勤労者の団結する権利及び団体交渉その他の団体行動をする権利は、保障する。

[現行憲法]

第二十八条(労働者の団結権)

勤労者の団結する権利及び団体交渉その他の団体行動をする権利は、これを保障する。

 

[自民党案]

第二十九条(財産権)

①財産権は、侵してはならない。

②財産権の内容は、公益及び公の秩序に適合するように、法律で定める。この場合において、知的財産権については、国民の知的創造力の向上及び活力ある社会の実現に留意しなければならない。

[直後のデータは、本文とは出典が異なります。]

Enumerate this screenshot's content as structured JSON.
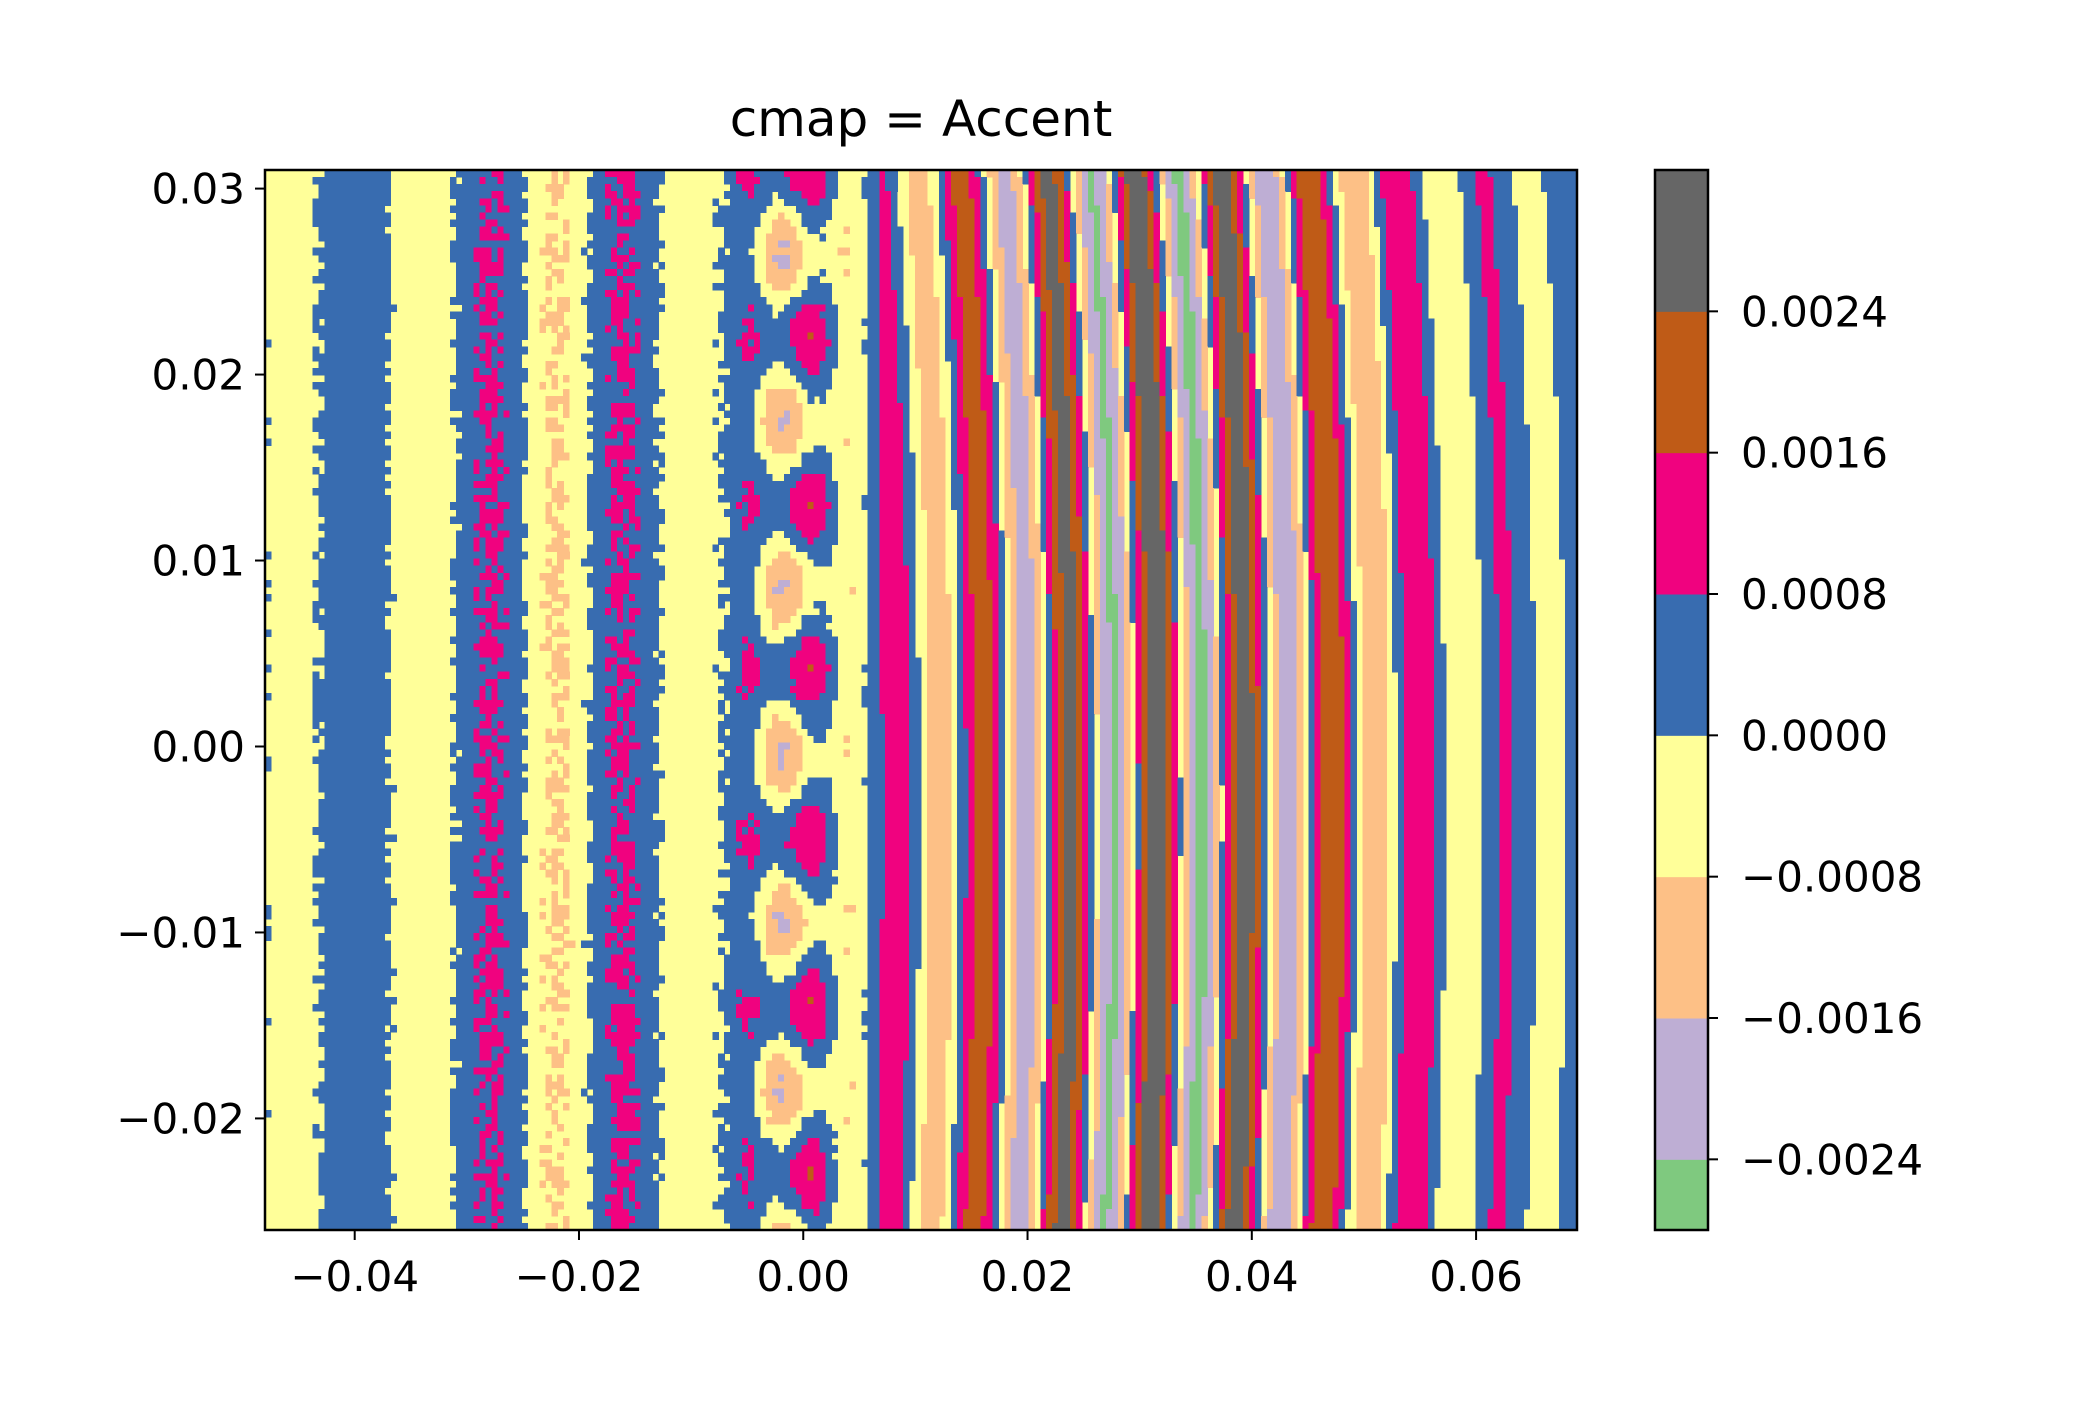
{
  "chart_data": {
    "type": "heatmap",
    "title": "cmap = Accent",
    "xlabel": "",
    "ylabel": "",
    "xlim": [
      -0.048,
      0.069
    ],
    "ylim": [
      -0.026,
      0.031
    ],
    "x_ticks": [
      -0.04,
      -0.02,
      0.0,
      0.02,
      0.04,
      0.06
    ],
    "x_tick_labels": [
      "−0.04",
      "−0.02",
      "0.00",
      "0.02",
      "0.04",
      "0.06"
    ],
    "y_ticks": [
      -0.02,
      -0.01,
      0.0,
      0.01,
      0.02,
      0.03
    ],
    "y_tick_labels": [
      "−0.02",
      "−0.01",
      "0.00",
      "0.01",
      "0.02",
      "0.03"
    ],
    "colorbar": {
      "levels": [
        -0.0028,
        -0.0024,
        -0.0016,
        -0.0008,
        0.0,
        0.0008,
        0.0016,
        0.0024
      ],
      "tick_values": [
        -0.0024,
        -0.0016,
        -0.0008,
        0.0,
        0.0008,
        0.0016,
        0.0024
      ],
      "tick_labels": [
        "−0.0024",
        "−0.0016",
        "−0.0008",
        "0.0000",
        "0.0008",
        "0.0016",
        "0.0024"
      ],
      "colors": [
        "#7fc97f",
        "#beaed4",
        "#fdc086",
        "#ffff99",
        "#386cb0",
        "#f0027f",
        "#bf5b17",
        "#666666"
      ]
    },
    "field_description": "interference fringes: nearly vertical curved bands to the right of x=0, noisy +/- speckle to the left, isolated lobes near x=0"
  }
}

③私的財産は、正当な補償の下に、公共のために用いることができる。

[現行憲法]

第二十九条(財産権)

①財産権は、これを侵してはならない。

②財産権の内容は、公共の福祉に適合するやうに、法律でこれを定める。

③私有財産は、正当な補償の下に、これを公共のために用ひることができる。

 

[自民党案]

第三十条(納税の義務)

国民は、法律の定めるところにより、納税の義務を負う。

[現行憲法]

第三十条(納税の義務)

国民は、法律の定めるところにより、納税の義務を負ふ。

 

[自民党案]

第三十一条(適正手続の保障)

何人も、法律の定める適正な手続によらなければ、その生命若しくは自由を奪われ、又はその他の刑罰は科せられない。

[現行憲法]

第三十一条(法的手続きの保障)

何人も、法律の定める手続によらなければ、その生命若しくは自由を奪はれ、又はその他の刑罰を科せられない。

 

[自民党案]

第三十二条(裁判を受ける権利)

何人も、裁判所において裁判を受ける権利を奪われない。

[現行憲法]

第三十二条(裁判を受ける権利)

何人も、裁判所において裁判を受ける権利を奪はれない。

 

[自民党案]

第三十三条(逮捕に関する手続の保障)

何人も、現行犯として逮捕される場合を除いては、裁判官が発し、かつ、理由となっている犯罪を明示する令状によらなければ逮捕されない。

[現行憲法]

第三十三条(逮捕の要件)

何人も、現行犯として逮捕される場合を除いては、権限を有する司法官憲が発し、且つ理由となつてゐる犯罪を明示する令状によらなければ、逮捕されない。

 

[自民党案]

第三十四条(抑留及び拘禁に関する手続の保障)

①何人も、正当な理由がなく、若しくは理由を直ちに告げられることなく、又は直ちに弁護人に依頼する権利を与えられることなく、又は直ちに弁護人に依頼する権利を与えられることなく、抑留され、又は拘禁されない。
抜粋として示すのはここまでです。